In DOS you had text mode, which would give you a 80x25, or optionally 40x25 grid (VGA and later Super-VGA would give you a few other grid sizes) where you could put characters. Then, there was this magical thing called “graphics mode”, where you would use some assembly to send some instructions to the hardware, and the screen would switch to a different resolution and allow you to put things on the screen pixel by pixel. It’s been 26 years now, so I can’t remember much, but I think it involved the numbers 10, 13, something called interrupts, and registers (AH and AL maybe?). We would do this, and we would be at the amazing resolution of 320x200 with 16 colours, if I recall correctly. Then, we would have to, still in assembly, implement a function to put pixels on the screen, and if we needed, a line, circle, etc…
So back to the game. I decided that using ASCII and 80x25 was not where I wanted to go with my game, so the first thing I needed was some graphics. Unlike today, creating, loading graphics, and putting them on the screen was another tricky problem. My solution at the time was to make a simple editor where I could select colours from that pallete of 16, and then colour pixels in a large window, with a small preview of how the image was going to look on the side. This editor would then save the file and allow me to edit the next image which would then be saved contiguously in the same file. Each image had to have the same size, and I seem to remember that the size was passed as a parameter to the editor, which meant that if I passed the wrong size, the file would be loaded but the screen would just show a bunch of rubbish (as the editor would read all the wrong bits of the file). The file format was basically a map of bits that could be passed directly to the memory of the graphics card. This means that there were no transparent pixels or alphas.
Now for the game itself. The game would load this file, pick up a specific image, which was a cross-hair, and put it on the screen. I can’t recall how it would find that image, but it was either stored in a separate file, or the game just knew its position in the file. This was what the player would control in the game. Then it would pick up the other images from the file, randomly, and render them on the screen, moving left to right, with a random vertical delta being applied at each frame. The player would then control the cross-hair which had a random shaking effect, and press space to shot at the images flying across the screen. If the player managed to hit the flying images, the score would increase.
Another thing that might be worth to mention, for those who didn’t deal with these things back then is that movement wasn’t like nowadays, where we just update an X and a Y, and some framework takes care of everything else. Moving objects on the screens, also involved storing the previous position and deleting the image from that position. Basically how it was done was, we had a sequence of bytes that represented the pixels and the colours they were lit at. We would send that sequence of bits to the screen, and that would change what was being displayed. Given this, the option to draw a screen would be to either rebuild the whole thing, which would be slow, or just update the parts we needed, making sure that we were also replacing the bytes that represented the previous position of the screen. This means that you also have to manually keep track of what is in front of what so that you draw it last.

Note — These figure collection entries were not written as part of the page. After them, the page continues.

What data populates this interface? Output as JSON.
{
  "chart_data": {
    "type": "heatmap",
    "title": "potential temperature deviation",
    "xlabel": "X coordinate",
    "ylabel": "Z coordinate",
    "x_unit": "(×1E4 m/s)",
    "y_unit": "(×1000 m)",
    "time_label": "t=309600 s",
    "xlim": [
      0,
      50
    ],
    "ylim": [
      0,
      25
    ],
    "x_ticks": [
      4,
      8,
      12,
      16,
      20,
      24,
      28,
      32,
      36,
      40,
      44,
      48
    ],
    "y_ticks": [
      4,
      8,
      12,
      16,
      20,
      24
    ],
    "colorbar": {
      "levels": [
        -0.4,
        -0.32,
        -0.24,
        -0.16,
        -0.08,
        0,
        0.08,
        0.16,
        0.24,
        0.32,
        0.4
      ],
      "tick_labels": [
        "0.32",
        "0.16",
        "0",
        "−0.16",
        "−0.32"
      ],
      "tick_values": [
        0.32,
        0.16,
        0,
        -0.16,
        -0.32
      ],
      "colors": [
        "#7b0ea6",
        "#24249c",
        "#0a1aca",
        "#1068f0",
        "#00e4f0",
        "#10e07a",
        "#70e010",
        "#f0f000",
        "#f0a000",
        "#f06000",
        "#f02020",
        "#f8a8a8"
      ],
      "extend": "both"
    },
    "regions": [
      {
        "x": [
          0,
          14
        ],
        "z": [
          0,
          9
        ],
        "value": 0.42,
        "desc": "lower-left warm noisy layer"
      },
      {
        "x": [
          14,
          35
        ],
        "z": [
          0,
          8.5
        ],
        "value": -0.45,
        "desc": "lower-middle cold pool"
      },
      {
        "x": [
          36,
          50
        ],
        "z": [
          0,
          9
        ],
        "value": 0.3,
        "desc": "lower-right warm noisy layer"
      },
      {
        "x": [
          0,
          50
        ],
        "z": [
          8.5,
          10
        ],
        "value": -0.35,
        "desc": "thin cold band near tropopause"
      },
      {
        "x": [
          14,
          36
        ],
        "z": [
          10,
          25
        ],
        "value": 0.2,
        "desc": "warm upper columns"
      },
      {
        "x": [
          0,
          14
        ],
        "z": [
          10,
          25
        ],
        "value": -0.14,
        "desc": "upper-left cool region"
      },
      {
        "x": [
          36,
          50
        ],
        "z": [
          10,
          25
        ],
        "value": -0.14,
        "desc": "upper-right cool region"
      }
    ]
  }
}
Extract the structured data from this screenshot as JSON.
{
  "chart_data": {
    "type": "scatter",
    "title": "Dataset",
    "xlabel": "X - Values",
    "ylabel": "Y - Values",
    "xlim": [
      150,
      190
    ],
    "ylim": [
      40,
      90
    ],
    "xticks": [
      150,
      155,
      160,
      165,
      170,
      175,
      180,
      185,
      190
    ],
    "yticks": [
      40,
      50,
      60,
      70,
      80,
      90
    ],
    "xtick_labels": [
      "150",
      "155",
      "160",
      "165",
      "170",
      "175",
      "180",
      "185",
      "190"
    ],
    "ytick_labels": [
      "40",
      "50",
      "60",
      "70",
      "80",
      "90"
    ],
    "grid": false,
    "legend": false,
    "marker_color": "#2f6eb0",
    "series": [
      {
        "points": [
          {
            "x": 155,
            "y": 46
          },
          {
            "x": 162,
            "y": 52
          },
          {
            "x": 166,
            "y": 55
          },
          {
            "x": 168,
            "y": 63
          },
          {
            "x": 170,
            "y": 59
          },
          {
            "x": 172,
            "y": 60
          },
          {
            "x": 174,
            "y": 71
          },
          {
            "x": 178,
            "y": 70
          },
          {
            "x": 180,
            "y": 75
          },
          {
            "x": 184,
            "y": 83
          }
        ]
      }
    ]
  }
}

Something else that had to be dealt with was vertical synchronisation of the screen. We had to wait for the refresh to hit the top of the screen to put things in the graphics card memory, otherwise we could start drawing mid refresh, which meant that part of the screen would still have the previous frame. This would last just a fraction of a second, but would cause flickering, and sometimes that effect where it looks like part of the character or the scenario has already moved forward/back and other part hasn’t (otherwise known as screen tear).
In the end, I delivered the assignment and the game wasn’t working on the teacher’s computer, so he wanted to give me a bad grade. By now, all of my classmates had played the game, so we started joking, saying that he did play the game, but didn’t want to admit because he got a crap score. He acquiesced to to try and play it in one of the school’s computer, where it worked flawlessly and I ended up having a good grade on the assignment.